FWC dismisses $115,000 workplace dispute over skipped resolution steps

Rushing to FWC proves costly after worker bypassed internal procedures

FWC dismisses $115,000 workplace dispute over skipped resolution steps

The Fair Work Commission (FWC) recently dealt with a dispute where a worker claimed she was underpaid more than $115,000 in entitlements. She wanted the Commission to order her employer to pay the alleged entitlements within 14 days and ensure proper payment moving forward, with retrospective effect from 1 September 2024.

The case turned on whether proper dispute resolution procedures were followed before approaching the FWC.

The outcome revealed important lessons about following enterprise agreement procedures before escalating workplace disputes.

Worker’s history and workplace dispute

The dispute arose at a Catholic Independent School in Moss Vale, New South Wales, where the worker was employed in the boarding house.

She filed her application under section 739 of the Fair Work Act 2009, seeking resolution under the NSW Catholic Independent Schools Support Staff Multi-Enterprise Agreement 2023 and its predecessor agreements from 2020 and 2017.

The Commissioner disclosed a potential conflict of interest due to his role on another Catholic Independent School board in the region. However, no objections were raised about his handling of the application.

The Commission noted that claims under the predecessor agreements were misplaced, as these had ended and no longer applied to the worker's employment. The dispute could only be considered under the current agreement.

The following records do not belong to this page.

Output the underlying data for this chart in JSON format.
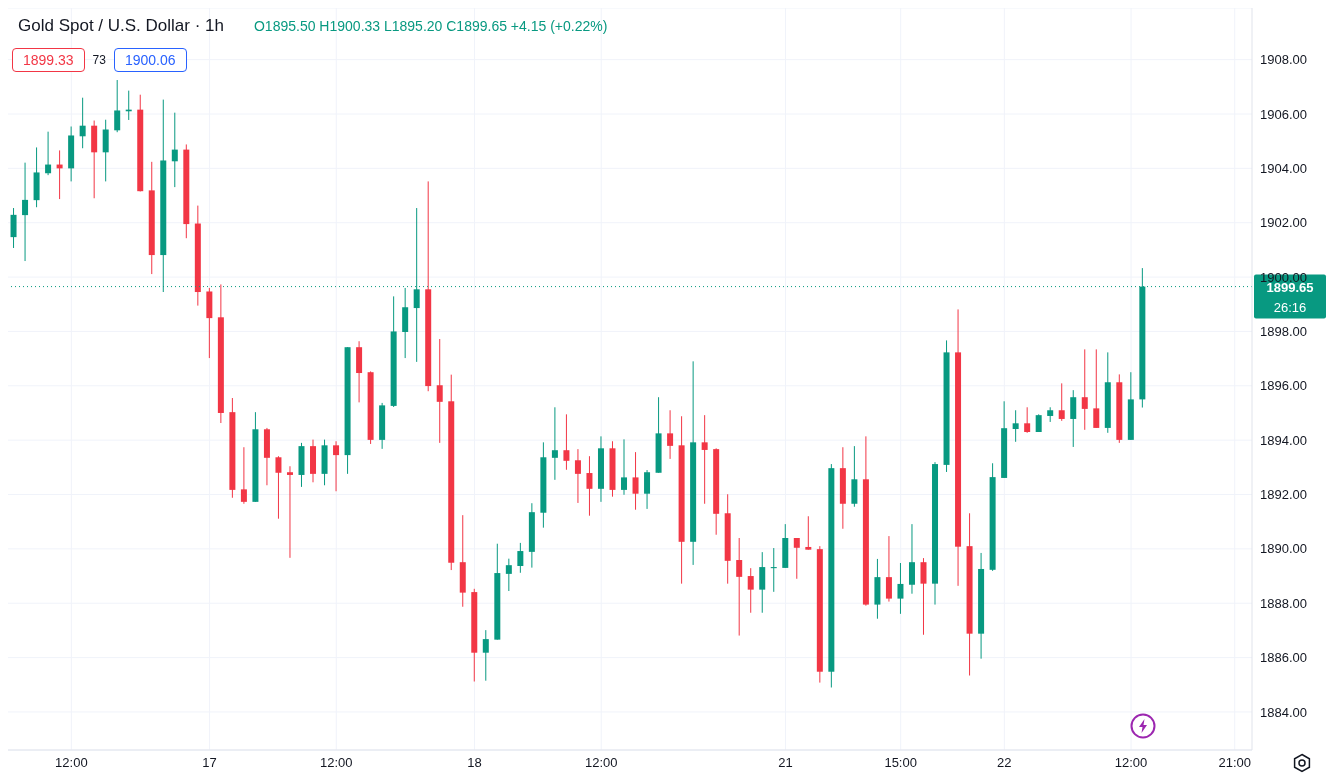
{
  "chart_data": {
    "type": "candlestick",
    "title": "Gold Spot / U.S. Dollar · 1h",
    "annotations": [
      "O1895.50 H1900.33 L1895.20 C1899.65 +4.15 (+0.22%)",
      "1899.33",
      "73",
      "1900.06",
      "26:16"
    ],
    "categories": [
      null,
      null,
      null,
      null,
      null,
      "12:00",
      null,
      null,
      null,
      null,
      null,
      null,
      null,
      null,
      null,
      null,
      null,
      "17",
      null,
      null,
      null,
      null,
      null,
      null,
      null,
      null,
      null,
      null,
      "12:00",
      null,
      null,
      null,
      null,
      null,
      null,
      null,
      null,
      null,
      null,
      null,
      "18",
      null,
      null,
      null,
      null,
      null,
      null,
      null,
      null,
      null,
      null,
      "12:00",
      null,
      null,
      null,
      null,
      null,
      null,
      null,
      null,
      null,
      null,
      null,
      null,
      null,
      null,
      null,
      "21",
      null,
      null,
      null,
      null,
      null,
      null,
      null,
      null,
      null,
      "15:00",
      null,
      null,
      null,
      null,
      null,
      null,
      null,
      null,
      "22",
      null,
      null,
      null,
      null,
      null,
      null,
      null,
      null,
      null,
      null,
      "12:00",
      null,
      null,
      null,
      null,
      null,
      null,
      null,
      null,
      "21:00",
      null
    ],
    "colors": [
      "#089981",
      "#089981",
      "#089981",
      "#089981",
      "#f23645",
      "#089981",
      "#089981",
      "#f23645",
      "#089981",
      "#089981",
      "#089981",
      "#f23645",
      "#f23645",
      "#089981",
      "#089981",
      "#f23645",
      "#f23645",
      "#f23645",
      "#f23645",
      "#f23645",
      "#f23645",
      "#089981",
      "#f23645",
      "#f23645",
      "#f23645",
      "#089981",
      "#f23645",
      "#089981",
      "#f23645",
      "#089981",
      "#f23645",
      "#f23645",
      "#089981",
      "#089981",
      "#089981",
      "#089981",
      "#f23645",
      "#f23645",
      "#f23645",
      "#f23645",
      "#f23645",
      "#089981",
      "#089981",
      "#089981",
      "#089981",
      "#089981",
      "#089981",
      "#089981",
      "#f23645",
      "#f23645",
      "#f23645",
      "#089981",
      "#f23645",
      "#089981",
      "#f23645",
      "#089981",
      "#089981",
      "#f23645",
      "#f23645",
      "#089981",
      "#f23645",
      "#f23645",
      "#f23645",
      "#f23645",
      "#f23645",
      "#089981",
      "#089981",
      "#089981",
      "#f23645",
      "#f23645",
      "#f23645",
      "#089981",
      "#f23645",
      "#089981",
      "#f23645",
      "#089981",
      "#f23645",
      "#089981",
      "#089981",
      "#f23645",
      "#089981",
      "#089981",
      "#f23645",
      "#f23645",
      "#089981",
      "#089981",
      "#089981",
      "#089981",
      "#f23645",
      "#089981",
      "#089981",
      "#f23645",
      "#089981",
      "#f23645",
      "#f23645",
      "#089981",
      "#f23645",
      "#089981",
      "#089981",
      null,
      null,
      null,
      null,
      null,
      null,
      null,
      null,
      null
    ],
    "ohlc": [
      [
        1901.47,
        1902.54,
        1901.07,
        1902.29
      ],
      [
        1902.28,
        1904.21,
        1900.59,
        1902.84
      ],
      [
        1902.83,
        1904.77,
        1902.57,
        1903.85
      ],
      [
        1903.82,
        1905.35,
        1903.75,
        1904.14
      ],
      [
        1904.14,
        1904.66,
        1902.87,
        1904.0
      ],
      [
        1904.0,
        1905.54,
        1903.52,
        1905.21
      ],
      [
        1905.18,
        1906.6,
        1904.74,
        1905.57
      ],
      [
        1905.57,
        1905.76,
        1902.9,
        1904.59
      ],
      [
        1904.59,
        1905.79,
        1903.52,
        1905.43
      ],
      [
        1905.4,
        1907.25,
        1905.33,
        1906.13
      ],
      [
        1906.1,
        1906.86,
        1905.78,
        1906.16
      ],
      [
        1906.16,
        1906.71,
        1903.15,
        1903.16
      ],
      [
        1903.19,
        1904.24,
        1900.11,
        1900.81
      ],
      [
        1900.81,
        1906.53,
        1899.45,
        1904.29
      ],
      [
        1904.26,
        1906.05,
        1903.31,
        1904.69
      ],
      [
        1904.69,
        1904.88,
        1901.43,
        1901.95
      ],
      [
        1901.97,
        1902.63,
        1898.95,
        1899.45
      ],
      [
        1899.47,
        1899.6,
        1897.02,
        1898.49
      ],
      [
        1898.52,
        1899.73,
        1894.63,
        1895.0
      ],
      [
        1895.03,
        1895.55,
        1891.88,
        1892.17
      ],
      [
        1892.19,
        1893.74,
        1891.66,
        1891.73
      ],
      [
        1891.73,
        1895.03,
        1891.73,
        1894.4
      ],
      [
        1894.4,
        1894.45,
        1892.34,
        1893.35
      ],
      [
        1893.37,
        1893.41,
        1891.11,
        1892.8
      ],
      [
        1892.82,
        1893.04,
        1889.67,
        1892.72
      ],
      [
        1892.72,
        1893.9,
        1892.28,
        1893.78
      ],
      [
        1893.78,
        1894.02,
        1892.45,
        1892.76
      ],
      [
        1892.76,
        1894.02,
        1892.34,
        1893.81
      ],
      [
        1893.81,
        1893.96,
        1892.12,
        1893.45
      ],
      [
        1893.45,
        1897.42,
        1892.76,
        1897.42
      ],
      [
        1897.42,
        1897.64,
        1895.39,
        1896.47
      ],
      [
        1896.5,
        1896.53,
        1893.86,
        1894.01
      ],
      [
        1894.01,
        1895.37,
        1893.68,
        1895.28
      ],
      [
        1895.26,
        1899.29,
        1895.22,
        1898.0
      ],
      [
        1897.98,
        1899.6,
        1897.02,
        1898.89
      ],
      [
        1898.86,
        1902.54,
        1896.88,
        1899.55
      ],
      [
        1899.55,
        1903.52,
        1895.8,
        1895.99
      ],
      [
        1896.02,
        1897.72,
        1893.9,
        1895.41
      ],
      [
        1895.43,
        1896.41,
        1889.22,
        1889.49
      ],
      [
        1889.51,
        1891.24,
        1887.87,
        1888.39
      ],
      [
        1888.41,
        1888.53,
        1885.12,
        1886.18
      ],
      [
        1886.18,
        1887.01,
        1885.15,
        1886.68
      ],
      [
        1886.66,
        1890.19,
        1886.66,
        1889.11
      ],
      [
        1889.08,
        1889.64,
        1888.45,
        1889.4
      ],
      [
        1889.37,
        1890.22,
        1889.12,
        1889.92
      ],
      [
        1889.89,
        1891.68,
        1889.31,
        1891.35
      ],
      [
        1891.33,
        1893.92,
        1890.78,
        1893.37
      ],
      [
        1893.35,
        1895.21,
        1892.54,
        1893.63
      ],
      [
        1893.63,
        1894.95,
        1892.91,
        1893.24
      ],
      [
        1893.26,
        1893.67,
        1891.69,
        1892.76
      ],
      [
        1892.79,
        1893.41,
        1891.22,
        1892.21
      ],
      [
        1892.21,
        1894.14,
        1891.73,
        1893.7
      ],
      [
        1893.7,
        1893.96,
        1891.92,
        1892.17
      ],
      [
        1892.17,
        1894.03,
        1891.99,
        1892.63
      ],
      [
        1892.63,
        1893.56,
        1891.44,
        1892.03
      ],
      [
        1892.03,
        1892.9,
        1891.47,
        1892.82
      ],
      [
        1892.8,
        1895.58,
        1892.8,
        1894.25
      ],
      [
        1894.25,
        1895.1,
        1893.31,
        1893.79
      ],
      [
        1893.81,
        1894.88,
        1888.72,
        1890.26
      ],
      [
        1890.26,
        1896.9,
        1889.41,
        1893.92
      ],
      [
        1893.92,
        1894.92,
        1891.66,
        1893.64
      ],
      [
        1893.67,
        1893.7,
        1890.52,
        1891.29
      ],
      [
        1891.31,
        1892.01,
        1888.72,
        1889.56
      ],
      [
        1889.59,
        1890.4,
        1886.81,
        1888.97
      ],
      [
        1889.0,
        1889.29,
        1887.65,
        1888.5
      ],
      [
        1888.5,
        1889.88,
        1887.65,
        1889.33
      ],
      [
        1889.29,
        1890.03,
        1888.42,
        1889.33
      ],
      [
        1889.3,
        1890.91,
        1889.3,
        1890.4
      ],
      [
        1890.4,
        1890.4,
        1888.9,
        1890.04
      ],
      [
        1890.07,
        1891.2,
        1889.97,
        1889.97
      ],
      [
        1889.99,
        1890.1,
        1885.08,
        1885.48
      ],
      [
        1885.48,
        1893.12,
        1884.9,
        1892.97
      ],
      [
        1892.97,
        1893.74,
        1890.74,
        1891.66
      ],
      [
        1891.66,
        1893.78,
        1891.55,
        1892.56
      ],
      [
        1892.56,
        1894.14,
        1887.91,
        1887.95
      ],
      [
        1887.95,
        1889.63,
        1887.43,
        1888.96
      ],
      [
        1888.96,
        1890.47,
        1888.06,
        1888.17
      ],
      [
        1888.17,
        1889.48,
        1887.61,
        1888.71
      ],
      [
        1888.68,
        1890.91,
        1888.35,
        1889.51
      ],
      [
        1889.51,
        1889.66,
        1886.84,
        1888.72
      ],
      [
        1888.72,
        1893.19,
        1887.95,
        1893.12
      ],
      [
        1893.09,
        1897.67,
        1892.83,
        1897.23
      ],
      [
        1897.23,
        1898.81,
        1888.64,
        1890.08
      ],
      [
        1890.1,
        1891.31,
        1885.34,
        1886.88
      ],
      [
        1886.88,
        1889.85,
        1885.96,
        1889.26
      ],
      [
        1889.23,
        1893.15,
        1889.19,
        1892.64
      ],
      [
        1892.61,
        1895.43,
        1892.61,
        1894.44
      ],
      [
        1894.41,
        1895.1,
        1893.94,
        1894.62
      ],
      [
        1894.62,
        1895.21,
        1894.27,
        1894.3
      ],
      [
        1894.3,
        1894.95,
        1894.3,
        1894.92
      ],
      [
        1894.89,
        1895.21,
        1894.67,
        1895.1
      ],
      [
        1895.1,
        1896.09,
        1894.71,
        1894.78
      ],
      [
        1894.78,
        1895.84,
        1893.75,
        1895.58
      ],
      [
        1895.58,
        1897.34,
        1894.38,
        1895.15
      ],
      [
        1895.17,
        1897.34,
        1894.45,
        1894.45
      ],
      [
        1894.45,
        1897.23,
        1894.27,
        1896.13
      ],
      [
        1896.13,
        1896.42,
        1893.9,
        1894.01
      ],
      [
        1894.01,
        1896.5,
        1894.01,
        1895.5
      ],
      [
        1895.5,
        1900.33,
        1895.2,
        1899.65
      ],
      null,
      null,
      null,
      null,
      null,
      null,
      null,
      null,
      null
    ],
    "ylim": [
      1882.6,
      1909.9
    ],
    "yticks": [
      {
        "value": 1884,
        "label": "1884.00"
      },
      {
        "value": 1886,
        "label": "1886.00"
      },
      {
        "value": 1888,
        "label": "1888.00"
      },
      {
        "value": 1890,
        "label": "1890.00"
      },
      {
        "value": 1892,
        "label": "1892.00"
      },
      {
        "value": 1894,
        "label": "1894.00"
      },
      {
        "value": 1896,
        "label": "1896.00"
      },
      {
        "value": 1898,
        "label": "1898.00"
      },
      {
        "value": 1900,
        "label": "1900.00"
      },
      {
        "value": 1902,
        "label": "1902.00"
      },
      {
        "value": 1904,
        "label": "1904.00"
      },
      {
        "value": 1906,
        "label": "1906.00"
      },
      {
        "value": 1908,
        "label": "1908.00"
      }
    ],
    "ref_lines": [
      {
        "axis": "y",
        "value": 1899.65,
        "label": "1899.65",
        "color": "#089981",
        "line_style": "dotted"
      }
    ],
    "grid": true
  }
}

Employee dispute resolution steps

The enterprise agreement's dispute resolution clause outlined specific requirements in clause 24.2: "Subject to the provisions of the Act, disputes in relation to matters under this Agreement and the NES shall be dealt with in the following manner."

The clause required reasonable attempts to resolve disputes at the workplace through discussions between employees and the principal or nominee.

On 12 August 2024, the worker's representative sent a demand letter, describing it as "a formal attempt to resolve the dispute in accordance with EA cl 24.2 Step 1." The letter gave a 14-day deadline, stating that if the settlement wasn't paid, they would seek FWC conciliation "without further notice."

The school was unaware that issues raised by the worker in March 2024 remained unresolved when they received this demand letter. The head of school responded on 23 August, explaining their position and offering to meet or provide a detailed written response.

Workplace resolution requirements

A key issue was identifying who qualified as "the principal" under clause 24. While the college director had signed the agreement as "Principal," the head of school was nominated as principal for regulatory purposes with the New South Wales Education Standards Authority.

The Commissioner found that even if the head of school wasn't technically the principal, she was authorised to handle enterprise agreement disputes on the school's behalf, acting either as principal or as the director's nominee.

The decision noted that while the worker's March 2024 emails constituted workplace attempts at resolution, subsequent communications through her representative didn't qualify as "at the workplace" efforts, as required by the agreement.

FWC: Resolve the dispute first

The Commission explained: "The result was to significantly limit the opportunity for consultation, cooperation or negotiation between the parties before applying to the Commission in a way that was inconsistent with the purpose of clause 24.2."

Addressing procedural arguments, the Commissioner noted: "If a dispute arises about whether the Commission has jurisdiction to deal with an application, the dispute must be resolved before the Commission can deal with the application itself."

The decision concluded that at application time, the agreement "did not require or allow the Commission to deal with the dispute for the purposes of s.595 and s.739 of the Act, because the steps contained in clause 24 had not been followed by [the worker]."

The case emphasised that following enterprise agreement procedures isn't optional, regardless of how strong an employee believes their claim to be. The FWC said that it can't consider disputes until workplace-level resolution attempts have been properly made.